Tony Lenoir, a media and communications analyst for SNL Kagan, said cable companies have been bleeding television customers so rapidly in recent years that they’re unlikely to implement a lot of drastic changes in that area.
Lenoir noted, however, that with such a large subscriber base Comcast could leverage its relationship with programmers to limit the flow of high-quality content to streaming services such as Netflix and Amazon Prime.
That starts getting into another issue of net neutrality, or the idea that Internet providers could play favorites with certain content on their networks or charge fees to companies such as Netflix and Amazon Prime to ensure smooth delivery of their content.

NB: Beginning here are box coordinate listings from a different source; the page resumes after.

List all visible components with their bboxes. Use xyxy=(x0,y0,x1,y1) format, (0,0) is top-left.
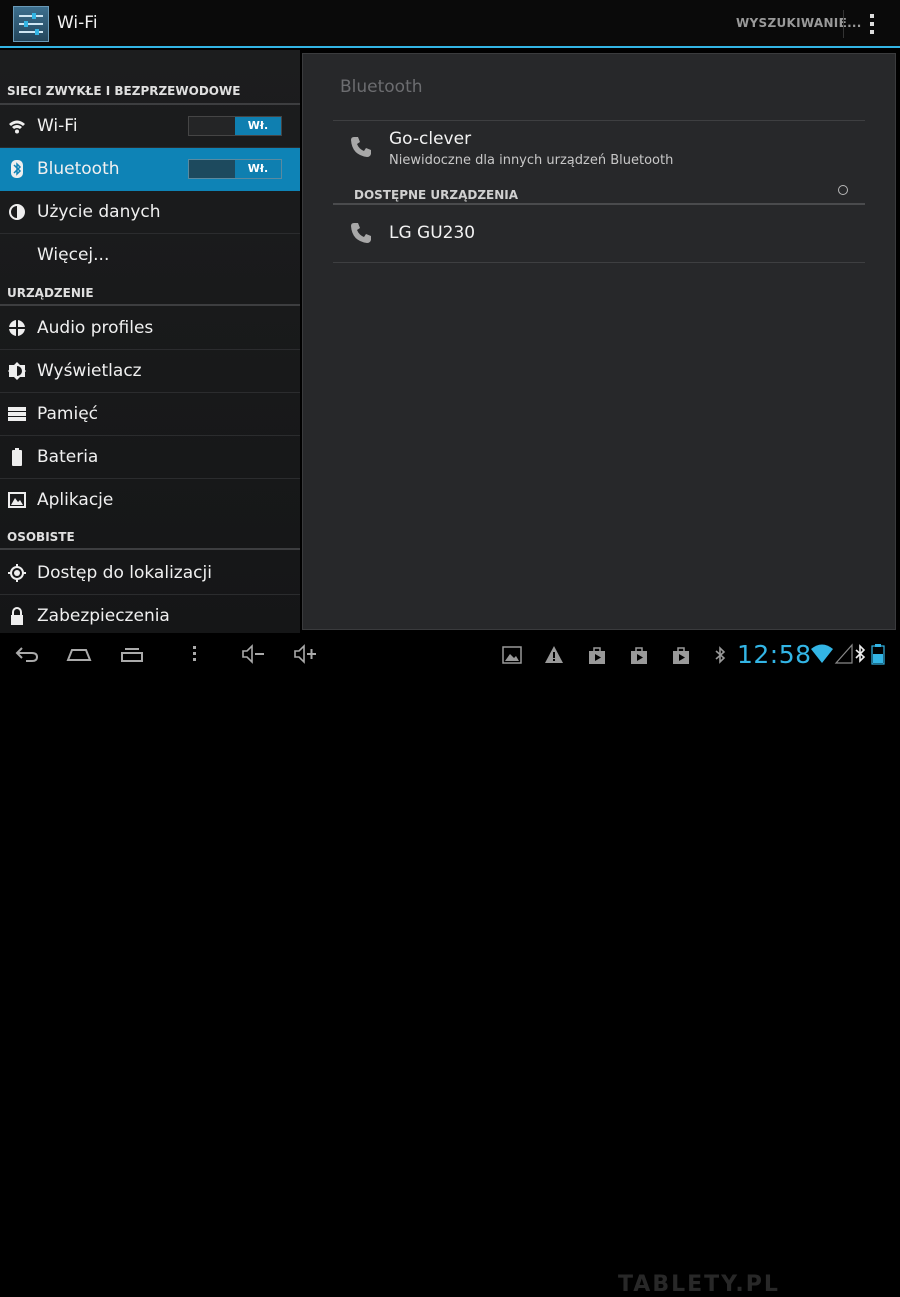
toggle-on-label: Wł. xyxy=(235,117,281,135)
audio-profiles-icon xyxy=(8,319,26,337)
phone-icon xyxy=(349,135,373,159)
volume-down-icon[interactable] xyxy=(240,642,266,666)
sidebar-item-label: Aplikacje xyxy=(37,490,114,510)
wifi-toggle[interactable]: Wł. xyxy=(188,116,282,136)
volume-up-icon[interactable] xyxy=(292,642,318,666)
section-header-device: URZĄDZENIE xyxy=(7,286,94,300)
section-divider xyxy=(0,548,300,550)
sidebar-item-label: Bluetooth xyxy=(37,159,120,179)
cell-signal-icon[interactable] xyxy=(834,643,854,664)
action-bar-divider xyxy=(843,10,844,38)
battery-icon xyxy=(8,448,26,466)
sidebar-item-battery[interactable]: Bateria xyxy=(0,436,300,479)
sidebar-item-label: Bateria xyxy=(37,447,99,467)
available-devices-header: DOSTĘPNE URZĄDZENIA xyxy=(354,188,519,202)
home-icon[interactable] xyxy=(66,642,92,666)
clock[interactable]: 12:58 xyxy=(737,640,812,669)
location-icon xyxy=(8,564,26,582)
section-divider xyxy=(0,304,300,306)
bluetooth-icon[interactable] xyxy=(710,645,730,665)
this-device-row[interactable]: Go-clever Niewidoczne dla innych urządze… xyxy=(333,121,865,183)
display-icon xyxy=(8,362,26,380)
scanning-spinner-icon xyxy=(838,185,848,195)
sidebar-item-label: Zabezpieczenia xyxy=(37,606,170,626)
overflow-menu-icon[interactable] xyxy=(862,10,882,38)
sidebar-item-wifi[interactable]: Wi-Fi Wł. xyxy=(0,105,300,148)
phone-icon xyxy=(349,221,373,245)
sidebar-item-bluetooth[interactable]: Bluetooth Wł. xyxy=(0,148,300,191)
action-bar: Wi-Fi WYSZUKIWANIE... xyxy=(0,0,900,48)
toggle-on-label: Wł. xyxy=(235,160,281,178)
gallery-icon[interactable] xyxy=(502,645,522,665)
sidebar-item-apps[interactable]: Aplikacje xyxy=(0,479,300,522)
apps-icon xyxy=(8,491,26,509)
watermark: TABLETY.PL xyxy=(618,1272,780,1297)
play-store-icon[interactable] xyxy=(629,645,649,665)
system-bar: TABLETY.PL 12:58 xyxy=(0,633,900,1297)
menu-icon[interactable] xyxy=(182,642,208,666)
sidebar-item-label: Użycie danych xyxy=(37,202,161,222)
bluetooth-icon xyxy=(8,160,26,178)
lock-icon xyxy=(8,607,26,625)
list-divider xyxy=(333,262,865,263)
bluetooth-toggle[interactable]: Wł. xyxy=(188,159,282,179)
bluetooth-detail-pane: Bluetooth Go-clever Niewidoczne dla inny… xyxy=(302,53,896,630)
sidebar-item-label: Audio profiles xyxy=(37,318,154,338)
sidebar-item-display[interactable]: Wyświetlacz xyxy=(0,350,300,393)
warning-icon[interactable] xyxy=(544,645,564,665)
device-name: LG GU230 xyxy=(389,223,476,243)
sidebar-item-label: Więcej... xyxy=(37,245,110,265)
sidebar-item-security[interactable]: Zabezpieczenia xyxy=(0,595,300,633)
this-device-status: Niewidoczne dla innych urządzeń Bluetoot… xyxy=(389,153,674,168)
page-title: Wi-Fi xyxy=(57,13,98,33)
detail-title: Bluetooth xyxy=(340,77,423,97)
device-row-lg-gu230[interactable]: LG GU230 xyxy=(333,205,865,261)
sidebar-item-label: Dostęp do lokalizacji xyxy=(37,563,212,583)
settings-app-icon[interactable] xyxy=(13,6,49,42)
sidebar-item-label: Wyświetlacz xyxy=(37,361,142,381)
sidebar-item-label: Pamięć xyxy=(37,404,98,424)
section-header-personal: OSOBISTE xyxy=(7,530,75,544)
sidebar-item-label: Wi-Fi xyxy=(37,116,78,136)
back-icon[interactable] xyxy=(14,642,40,666)
sidebar-item-storage[interactable]: Pamięć xyxy=(0,393,300,436)
wifi-signal-icon[interactable] xyxy=(810,643,834,663)
sidebar-item-location[interactable]: Dostęp do lokalizacji xyxy=(0,552,300,595)
sidebar-item-data-usage[interactable]: Użycie danych xyxy=(0,191,300,234)
battery-status-icon[interactable] xyxy=(870,643,886,665)
data-usage-icon xyxy=(8,203,26,221)
recent-apps-icon[interactable] xyxy=(119,642,145,666)
sidebar-item-audio-profiles[interactable]: Audio profiles xyxy=(0,307,300,350)
sidebar-item-more[interactable]: Więcej... xyxy=(0,234,300,277)
settings-sidebar: SIECI ZWYKŁE I BEZPRZEWODOWE Wi-Fi Wł. B… xyxy=(0,50,300,633)
storage-icon xyxy=(8,405,26,423)
play-store-icon[interactable] xyxy=(671,645,691,665)
shopping-bag-icon[interactable] xyxy=(587,645,607,665)
this-device-name: Go-clever xyxy=(389,129,472,149)
section-header-wireless: SIECI ZWYKŁE I BEZPRZEWODOWE xyxy=(7,84,241,98)
wifi-icon xyxy=(8,117,26,135)
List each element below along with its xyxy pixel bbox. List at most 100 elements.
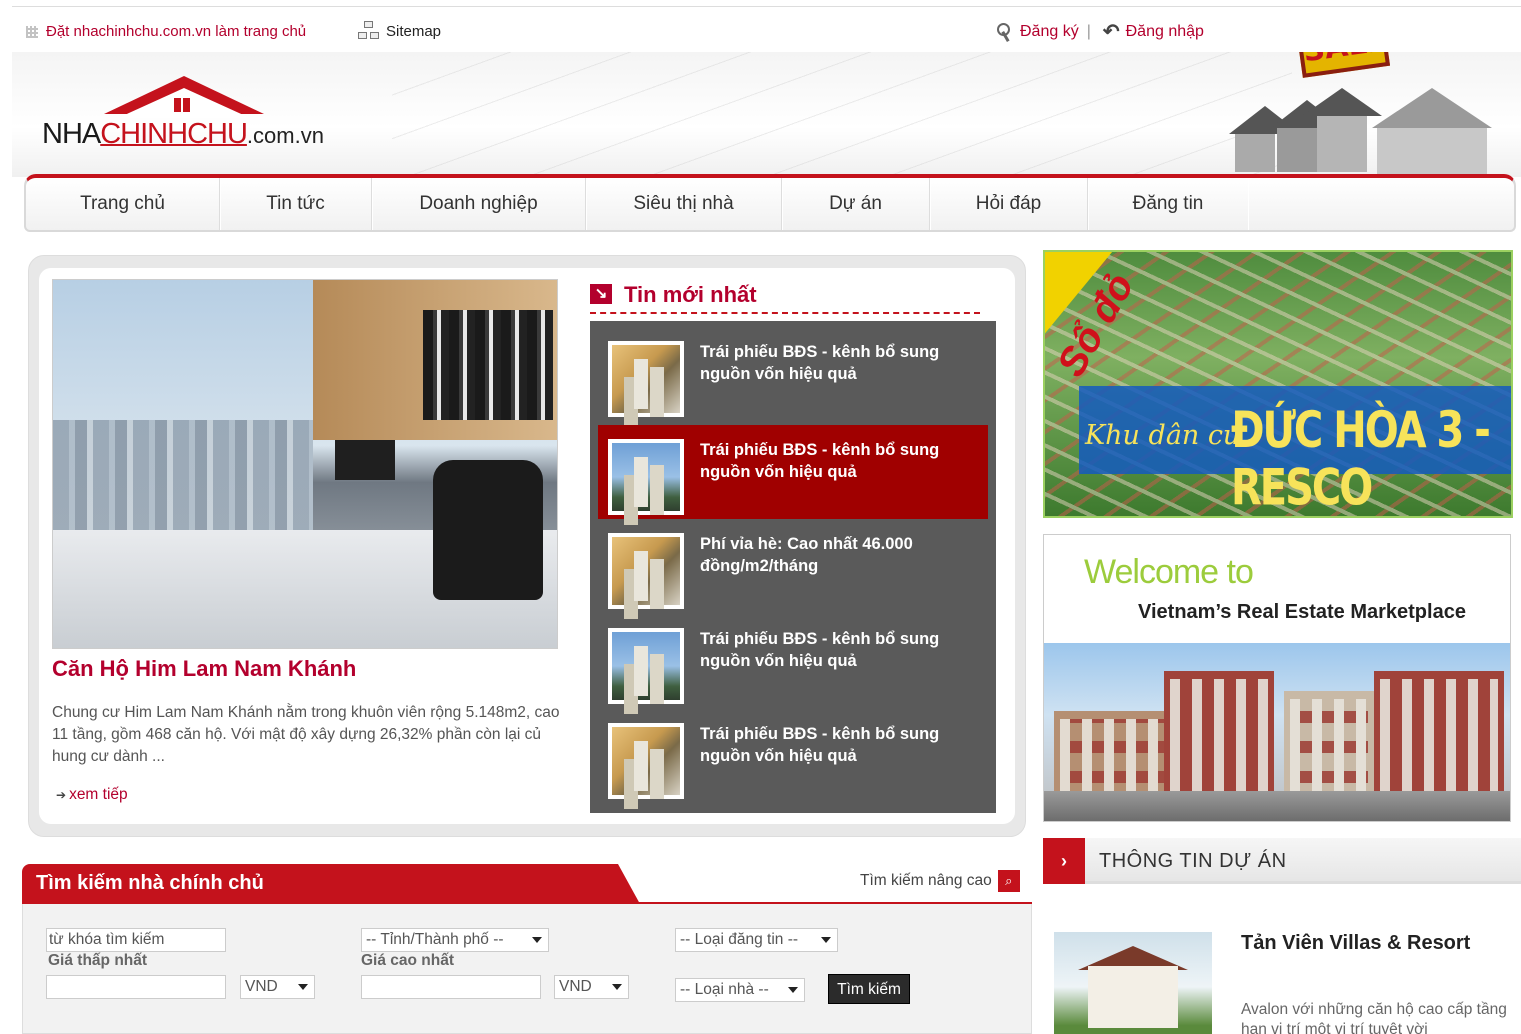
nav-item-house-market[interactable]: Siêu thị nhà <box>586 178 782 230</box>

“Once they go down that route with Netflix and Comcast,” Lenoir said, “what’s to stop them from charging all businesses that rely on heavy broadband delivery for whatever they do?”
Bhagat, the CU finance professor, said net neutrality is an issue regardless of whether Comcast and Time Warner merge. The bigger issue with the merger, he said, is the removal of a provider from an industry that has only a handful of major players nationwide.
The main winners in a merger, Bhagat said, would be Time Warner shareholders and Comcast senior management. Comcast, of course, believes their subscribers win, too.
“I do not think that,” Bhagat said. “I think they’re the losers.”